Washington elites have largely been successful in moving the public toward confrontation with China. The percentage of Americans who view China as our greatest enemy doubled from 22 percent to 45 percent in just 2020 alone. Public opinion on war historically doesn’t matter for Washington, but there is some “sense that you’ll be accountable if you vote for war as Clinton did in 2008,” Center for Defense Information Director Mandy Smithberger points out. Conservatives are thoroughly persuaded by messaging that China is the aggressor. Liberals, who may be a little more wary of another forever war, generally respond better to messaging around China’s numerous human rights violations.
As the granddaughter of a teacher tortured in the Cultural Revolution and as someone who has organized her whole life to abolish police, detention, and incarceration, I refuse to defend China’s human rights record. I will also point out the obvious: Wars rarely fix human rights issues. What may begin as a so-called “humanitarian war” (if that even exists) naturally devolves into a general war. What follows is family separation, torture, rape, famine, destabilized communities, and economic precarity. And the U.S. has a long history of violent imperialism, justified by Cold War ideology, in the Asia-Pacific: Korea in 1950, Vietnam in 1955, Laos in 1959, Indonesia in 1965, and Cambodia in 1968, comprising at least 10 million in casualties.
This country has a quarter of the world’s incarcerated population, most of them Black, and thousands of detainees in camps subject to sexual violence and coerced sterilizations; this country selectively enforces enemy nations’ but not allied nations’ human rights violations; this country’s military has killed, raped, and tortured abroad—these hypocrisies seem lost on voters, even liberal Democrats. Today, 70 percent of Americans want the U.S. to confront China over its human rights policy.
During World War Two, Chinese Americans experienced a strange Yellow Peril flip. Two weeks after Pearl Harbor, Time magazine published the article “How to Tell Your Friends From the Japs.” Suddenly, Chinese Americans were “loyal, decent allies” and the Japanese were “evil spies and saboteurs.” It turns out Asian Americans and Pacific Islanders have always been pawns to be leveraged in American foreign policy.
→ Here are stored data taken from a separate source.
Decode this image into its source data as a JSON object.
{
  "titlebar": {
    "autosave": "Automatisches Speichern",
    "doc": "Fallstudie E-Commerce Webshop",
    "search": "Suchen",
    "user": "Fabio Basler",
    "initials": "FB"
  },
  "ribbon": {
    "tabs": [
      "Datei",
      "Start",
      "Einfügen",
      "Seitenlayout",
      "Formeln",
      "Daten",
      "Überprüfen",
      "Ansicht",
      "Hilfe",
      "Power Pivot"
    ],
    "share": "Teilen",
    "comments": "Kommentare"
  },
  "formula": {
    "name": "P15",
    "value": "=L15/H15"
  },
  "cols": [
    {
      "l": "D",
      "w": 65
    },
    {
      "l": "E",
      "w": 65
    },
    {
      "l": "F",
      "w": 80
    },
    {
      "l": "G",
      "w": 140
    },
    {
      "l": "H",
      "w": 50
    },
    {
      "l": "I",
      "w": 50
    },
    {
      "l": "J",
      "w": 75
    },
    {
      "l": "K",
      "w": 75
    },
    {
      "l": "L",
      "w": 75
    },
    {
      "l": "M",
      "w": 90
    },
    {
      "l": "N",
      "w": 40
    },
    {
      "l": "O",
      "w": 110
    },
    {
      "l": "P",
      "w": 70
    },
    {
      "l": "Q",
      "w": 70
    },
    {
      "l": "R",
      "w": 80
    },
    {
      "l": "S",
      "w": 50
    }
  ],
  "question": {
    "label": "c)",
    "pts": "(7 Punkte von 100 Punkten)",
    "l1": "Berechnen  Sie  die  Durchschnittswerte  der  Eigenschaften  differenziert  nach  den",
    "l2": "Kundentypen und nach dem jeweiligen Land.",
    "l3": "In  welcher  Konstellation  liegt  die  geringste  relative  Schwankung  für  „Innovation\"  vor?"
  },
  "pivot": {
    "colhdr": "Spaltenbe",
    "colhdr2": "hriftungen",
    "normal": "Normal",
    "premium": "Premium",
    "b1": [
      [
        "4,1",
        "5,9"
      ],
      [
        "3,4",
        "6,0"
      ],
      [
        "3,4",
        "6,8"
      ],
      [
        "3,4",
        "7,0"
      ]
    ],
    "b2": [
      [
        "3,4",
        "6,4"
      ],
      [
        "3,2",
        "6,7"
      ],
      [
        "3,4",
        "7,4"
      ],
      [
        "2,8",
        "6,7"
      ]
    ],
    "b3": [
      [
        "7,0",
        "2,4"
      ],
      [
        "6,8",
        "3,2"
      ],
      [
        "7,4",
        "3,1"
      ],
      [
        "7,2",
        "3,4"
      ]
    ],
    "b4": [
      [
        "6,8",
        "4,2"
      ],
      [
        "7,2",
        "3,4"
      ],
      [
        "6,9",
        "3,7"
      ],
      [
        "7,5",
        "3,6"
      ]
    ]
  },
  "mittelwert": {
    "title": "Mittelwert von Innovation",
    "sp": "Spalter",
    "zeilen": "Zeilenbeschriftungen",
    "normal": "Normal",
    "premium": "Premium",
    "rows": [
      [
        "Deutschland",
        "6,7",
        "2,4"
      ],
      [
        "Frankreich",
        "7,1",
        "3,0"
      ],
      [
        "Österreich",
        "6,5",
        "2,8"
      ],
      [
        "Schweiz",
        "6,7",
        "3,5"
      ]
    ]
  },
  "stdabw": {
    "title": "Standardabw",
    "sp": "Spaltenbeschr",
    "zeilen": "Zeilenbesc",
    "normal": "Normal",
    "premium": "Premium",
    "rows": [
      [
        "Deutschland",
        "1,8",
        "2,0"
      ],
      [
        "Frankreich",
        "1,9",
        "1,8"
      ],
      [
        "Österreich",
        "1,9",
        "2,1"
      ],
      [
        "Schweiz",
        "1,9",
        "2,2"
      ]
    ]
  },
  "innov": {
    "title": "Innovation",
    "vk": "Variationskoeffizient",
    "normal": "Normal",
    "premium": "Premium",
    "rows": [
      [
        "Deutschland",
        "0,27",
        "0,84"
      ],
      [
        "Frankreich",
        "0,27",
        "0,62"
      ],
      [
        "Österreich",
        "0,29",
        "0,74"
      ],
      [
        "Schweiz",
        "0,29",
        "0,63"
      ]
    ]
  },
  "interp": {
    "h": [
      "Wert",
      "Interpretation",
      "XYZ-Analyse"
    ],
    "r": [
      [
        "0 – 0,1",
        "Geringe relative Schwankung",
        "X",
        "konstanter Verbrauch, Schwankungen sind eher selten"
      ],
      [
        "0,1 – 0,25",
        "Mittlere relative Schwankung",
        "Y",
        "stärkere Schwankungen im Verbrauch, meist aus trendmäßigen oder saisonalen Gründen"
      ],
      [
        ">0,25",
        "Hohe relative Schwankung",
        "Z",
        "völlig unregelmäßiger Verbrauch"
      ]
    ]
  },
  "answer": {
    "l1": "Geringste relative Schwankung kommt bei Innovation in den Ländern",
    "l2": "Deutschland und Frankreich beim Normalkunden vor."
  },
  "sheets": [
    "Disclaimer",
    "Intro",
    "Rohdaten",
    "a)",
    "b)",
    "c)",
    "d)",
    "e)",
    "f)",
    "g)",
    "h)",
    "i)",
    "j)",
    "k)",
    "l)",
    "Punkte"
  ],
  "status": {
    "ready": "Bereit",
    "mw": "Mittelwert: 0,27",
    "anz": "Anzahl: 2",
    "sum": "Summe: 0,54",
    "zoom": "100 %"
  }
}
Today, as Washington cynically promotes Yellow Peril as a strategy to pass major legislation at home and retain America supremacy abroad, we Asian American and Pacific Islanders can expect an increase in surveillance, harassment, and attacks. President Biden condemning hate crimes doesn’t change that. So while the federal government continues to sell its war on China, I fear the coming violence against our communities in this country and in the rest of the world. This AAPI Heritage Month, I fear for my family members’ lives.